İbrahim Altay – Sabah Gazetesi ombudsmanı
"Birkaç manzarayla büyük iddialar ortaya koyamazsınız"
Kierkegard "Can sıkıntısı bütün kötülüklerin anasıdır" demiş. Üzülerek belirteyim ki Meral Tamer'in yazısına verilen tepkileri abartılı buluyorum. Hatta, kusura bakmazsanız, o yazıdan yola çıkarak başlayan bir tartışmanın yararlı olacağını sanmıyorum. Bence bu gibi durumlarda medyamızdaki köşe yazarlığı sorununu tartışmaya açmak gerek. Köşe yazarlarını her konudan anlayan büyük kanaat önderleri gibi görmek hem okuyucuya hem de o yazarlara haksızlık olur. Bir gazeteci, bir ya da bir kaç konuda uzman olabilir. Meral Tamer hanımefendi tecrübeli bir ekonomi gazetecisidir. Köşesinde bu konudaki uzmanlığını ve tecrübelerini paylaşarak elbette topluma yararlı olabilir. Ama bu aynı derecede iyi bir sosyolog, filozof ya da lifestyle yazarı olduğu anlamına gelmez. Köşesindeki yazı işin ekonomik boyutu, sözgelimi 'şort endüstrisi' hakkında olsaydı neyse, ama bu haliyle niye ciddiye alıp tartışmamız gerektiğini anlayamıyorum. Medyamızda çok sık rastladığımız bir başka sorunlu ve kronik yaklaşım da 'genelleme yapma kolaycılığı'. Bayram tatilinde şahit olduğunuz birkaç manzaraya dayanarak büyük ve iddialı toplumsal analizler, teoriler ortaya koyamazsınız. Milyonlarca kişinin yaşadığı, milyonlarca kilometrekarelik bir ülke sizin görüp yaşadığınız yerlerden ibaret değildir.

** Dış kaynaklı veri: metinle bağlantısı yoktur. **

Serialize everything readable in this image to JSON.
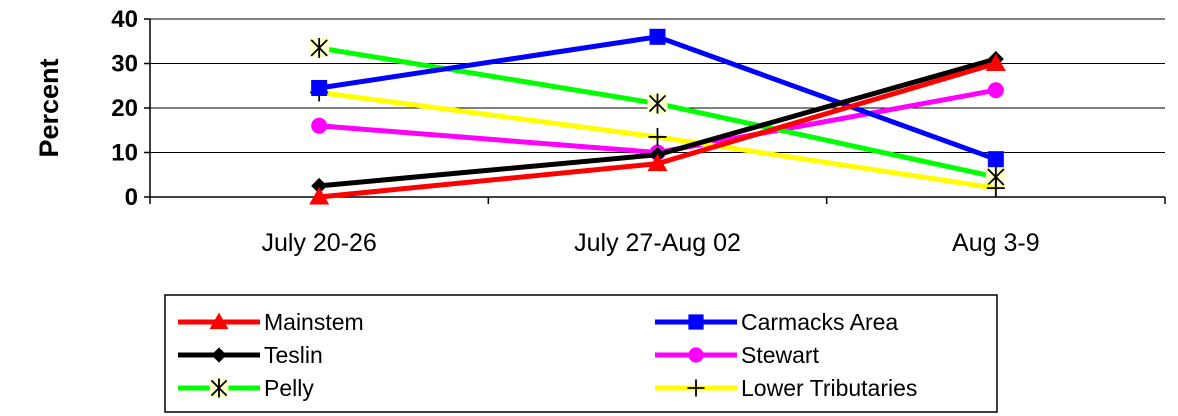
{
  "chart_data": {
    "type": "line",
    "title": "",
    "xlabel": "",
    "ylabel": "Percent",
    "categories": [
      "July 20-26",
      "July 27-Aug 02",
      "Aug 3-9"
    ],
    "ylim": [
      0,
      40
    ],
    "yticks": [
      "0",
      "10",
      "20",
      "30",
      "40"
    ],
    "grid": "horizontal",
    "legend": "bottom",
    "series": [
      {
        "name": "Mainstem",
        "values": [
          0,
          7.5,
          30
        ],
        "color": "#ff0000",
        "marker": "triangle"
      },
      {
        "name": "Carmacks Area",
        "values": [
          24.5,
          36,
          8.5
        ],
        "color": "#0000ff",
        "marker": "square"
      },
      {
        "name": "Teslin",
        "values": [
          2.5,
          9.5,
          31
        ],
        "color": "#000000",
        "marker": "diamond"
      },
      {
        "name": "Stewart",
        "values": [
          16,
          10,
          24
        ],
        "color": "#ff00ff",
        "marker": "circle"
      },
      {
        "name": "Pelly",
        "values": [
          33.5,
          21,
          4.5
        ],
        "color": "#00ff00",
        "marker": "asterisk"
      },
      {
        "name": "Lower Tributaries",
        "values": [
          23.5,
          13.5,
          2
        ],
        "color": "#ffff00",
        "marker": "plus"
      }
    ]
  }
}
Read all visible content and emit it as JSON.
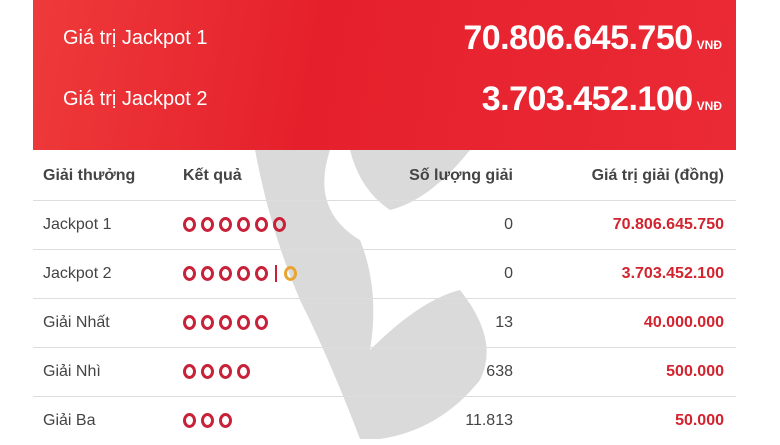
{
  "jackpots": [
    {
      "label": "Giá trị Jackpot 1",
      "value": "70.806.645.750",
      "unit": "VNĐ"
    },
    {
      "label": "Giá trị Jackpot 2",
      "value": "3.703.452.100",
      "unit": "VNĐ"
    }
  ],
  "table": {
    "headers": [
      "Giải thưởng",
      "Kết quả",
      "Số lượng giải",
      "Giá trị giải (đồng)"
    ],
    "rows": [
      {
        "name": "Jackpot 1",
        "balls": 6,
        "bonus": false,
        "count": "0",
        "value": "70.806.645.750"
      },
      {
        "name": "Jackpot 2",
        "balls": 5,
        "bonus": true,
        "count": "0",
        "value": "3.703.452.100"
      },
      {
        "name": "Giải Nhất",
        "balls": 5,
        "bonus": false,
        "count": "13",
        "value": "40.000.000"
      },
      {
        "name": "Giải Nhì",
        "balls": 4,
        "bonus": false,
        "count": "638",
        "value": "500.000"
      },
      {
        "name": "Giải Ba",
        "balls": 3,
        "bonus": false,
        "count": "11.813",
        "value": "50.000"
      }
    ]
  },
  "colors": {
    "banner": "#e5202c",
    "ball": "#c8213a",
    "bonus_ball": "#e9a532",
    "prize": "#d2232e"
  }
}
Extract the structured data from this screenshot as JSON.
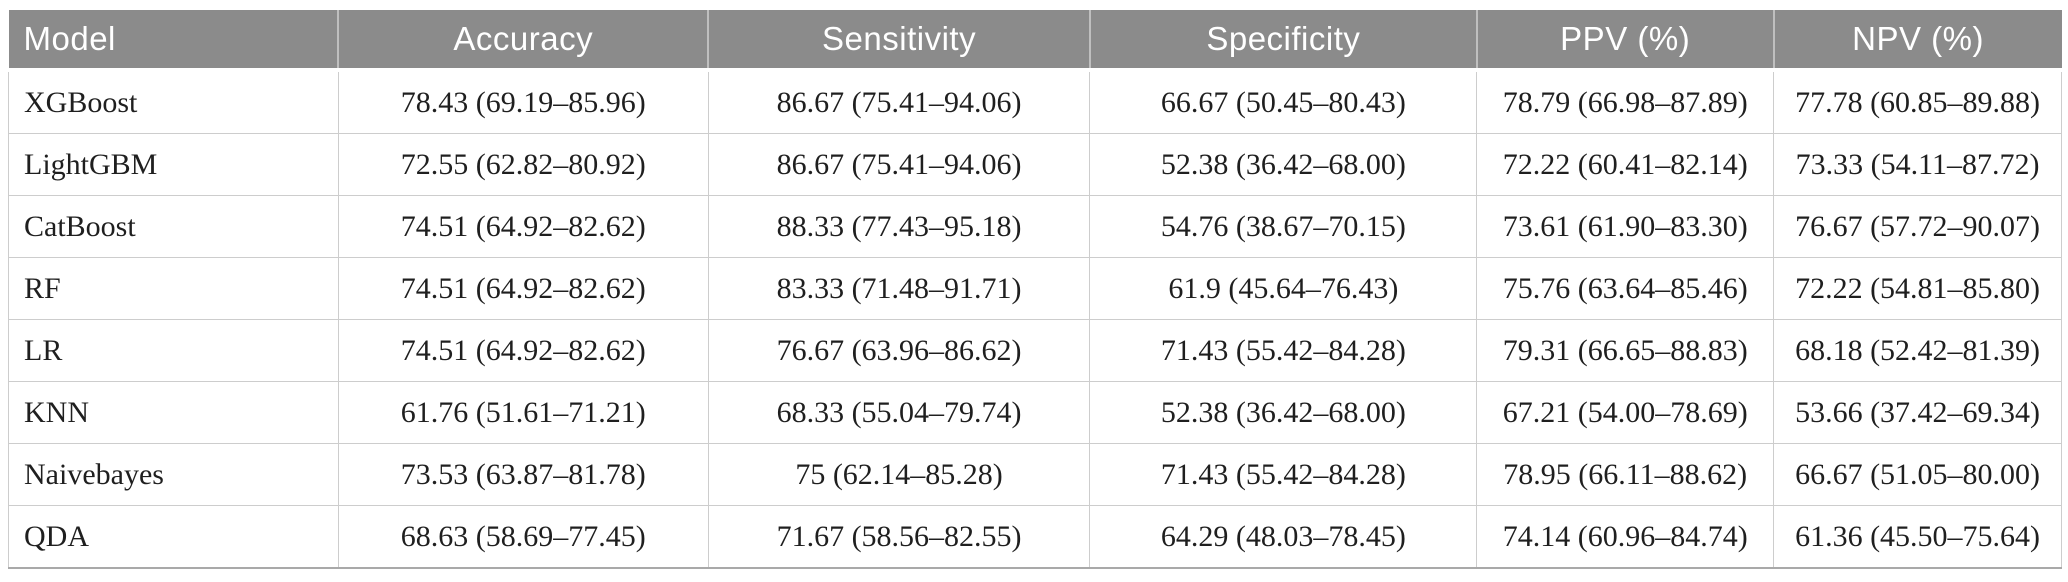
{
  "table": {
    "columns": [
      "Model",
      "Accuracy",
      "Sensitivity",
      "Specificity",
      "PPV (%)",
      "NPV (%)"
    ],
    "rows": [
      [
        "XGBoost",
        "78.43 (69.19–85.96)",
        "86.67 (75.41–94.06)",
        "66.67 (50.45–80.43)",
        "78.79 (66.98–87.89)",
        "77.78 (60.85–89.88)"
      ],
      [
        "LightGBM",
        "72.55 (62.82–80.92)",
        "86.67 (75.41–94.06)",
        "52.38 (36.42–68.00)",
        "72.22 (60.41–82.14)",
        "73.33 (54.11–87.72)"
      ],
      [
        "CatBoost",
        "74.51 (64.92–82.62)",
        "88.33 (77.43–95.18)",
        "54.76 (38.67–70.15)",
        "73.61 (61.90–83.30)",
        "76.67 (57.72–90.07)"
      ],
      [
        "RF",
        "74.51 (64.92–82.62)",
        "83.33 (71.48–91.71)",
        "61.9 (45.64–76.43)",
        "75.76 (63.64–85.46)",
        "72.22 (54.81–85.80)"
      ],
      [
        "LR",
        "74.51 (64.92–82.62)",
        "76.67 (63.96–86.62)",
        "71.43 (55.42–84.28)",
        "79.31 (66.65–88.83)",
        "68.18 (52.42–81.39)"
      ],
      [
        "KNN",
        "61.76 (51.61–71.21)",
        "68.33 (55.04–79.74)",
        "52.38 (36.42–68.00)",
        "67.21 (54.00–78.69)",
        "53.66 (37.42–69.34)"
      ],
      [
        "Naivebayes",
        "73.53 (63.87–81.78)",
        "75 (62.14–85.28)",
        "71.43 (55.42–84.28)",
        "78.95 (66.11–88.62)",
        "66.67 (51.05–80.00)"
      ],
      [
        "QDA",
        "68.63 (58.69–77.45)",
        "71.67 (58.56–82.55)",
        "64.29 (48.03–78.45)",
        "74.14 (60.96–84.74)",
        "61.36 (45.50–75.64)"
      ]
    ]
  },
  "colors": {
    "header_bg": "#8b8b8b",
    "header_text": "#ffffff",
    "grid_line": "#cdcdcd",
    "bottom_border": "#a9a9a9",
    "body_text": "#1f1f1f"
  }
}
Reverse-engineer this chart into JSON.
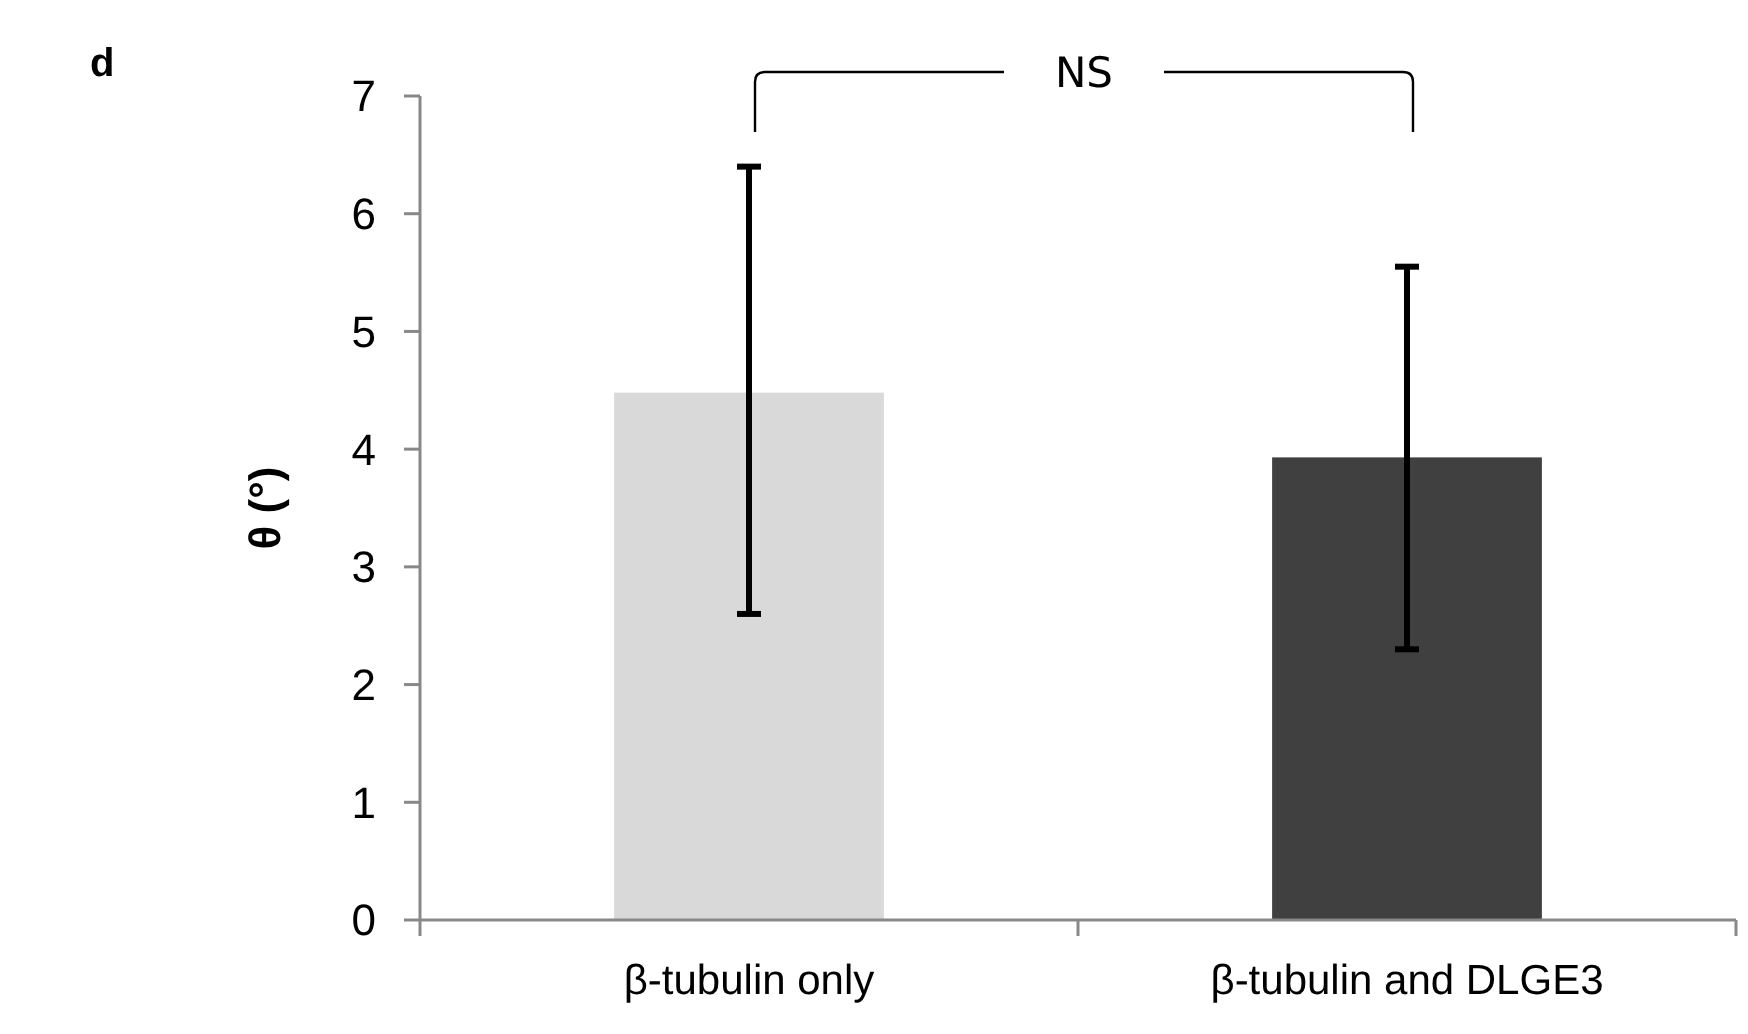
{
  "chart_data": {
    "type": "bar",
    "ylabel": "θ (°)",
    "categories": [
      "β-tubulin only",
      "β-tubulin and DLGE3"
    ],
    "values": [
      4.48,
      3.93
    ],
    "colors": [
      "#d9d9d9",
      "#404040"
    ],
    "errors": [
      [
        2.6,
        6.4
      ],
      [
        2.3,
        5.55
      ]
    ],
    "ylim": [
      0,
      7
    ],
    "yticks": [
      0,
      1,
      2,
      3,
      4,
      5,
      6,
      7
    ],
    "grid": false,
    "annotations": [
      "d",
      "NS"
    ]
  }
}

Bu konuda dikkatli olmak gerek.
Özge Ulusoy – Manken
"Ben de şort giyiyorum ama dikkat ediyorum"
İnsanlar istediklerini giymekte özgür fakat her mekanın kendine göre bir adabı var. Ben de şort giymeyi çok seviyorum fakat bazı mekanlarda boyuna dikkat ediyorum. Şortun boyu teşhir boyutunda değilse tabi ki herkes istediğini giyebilir. Bu görüşü destekleyenlere tutucu diyemem. Önemli olan herkesin görüşüne saygılı olmak. Sonuçta bu da bir fikir özgürlüğü.
Deniz Marşan - Stil danışmanı
"Bu görüşe sahip olanlar tutucudur"
Bu düşüncenin çok saçma olduğunu düşünüyorum. Kimsenin kıyafetine karışmak doğru değil. Herkes istediği kıyafeti istediği yerde giyebilmeli. Belki devlet dairesi ya da adliyede giyilmez fakat yaz günü şort giyilmesi çok normal. Bu görüşe sahip olanları da tutucu buluyorum.
Nazlı ılıcak – Sabah Gazetesi yazarı
"Şehir merkezlerinde şort giyilmesi taraftarı değilim"
Kimse kimsenin kılık kıyafetine karışamaz. Fakat ben de cezaevlerinde ve şehir merkezlerinde şort giyilmesi yanlısı değilim. Ben gençlik yılarımda da şort giymedim şimdi de giymem. Sahil yörelerinde tabi ki giyilir. Başkasının kıyafetine karışmayı doğru bulmuyorum. Ama bu ülkenin örf ve adetleri var. Dünyada da bu böyle zaten. Ben kimseyi minicik şortla görmedim. Herkes özgür ve serbesttir fakat adetler gereği bazı şeylere dikkat etmek gerekir. Meral Tamer tutucu biri de değil üstelik. Bu görüşü savunanların tutucu olduğunu düşünmüyorum.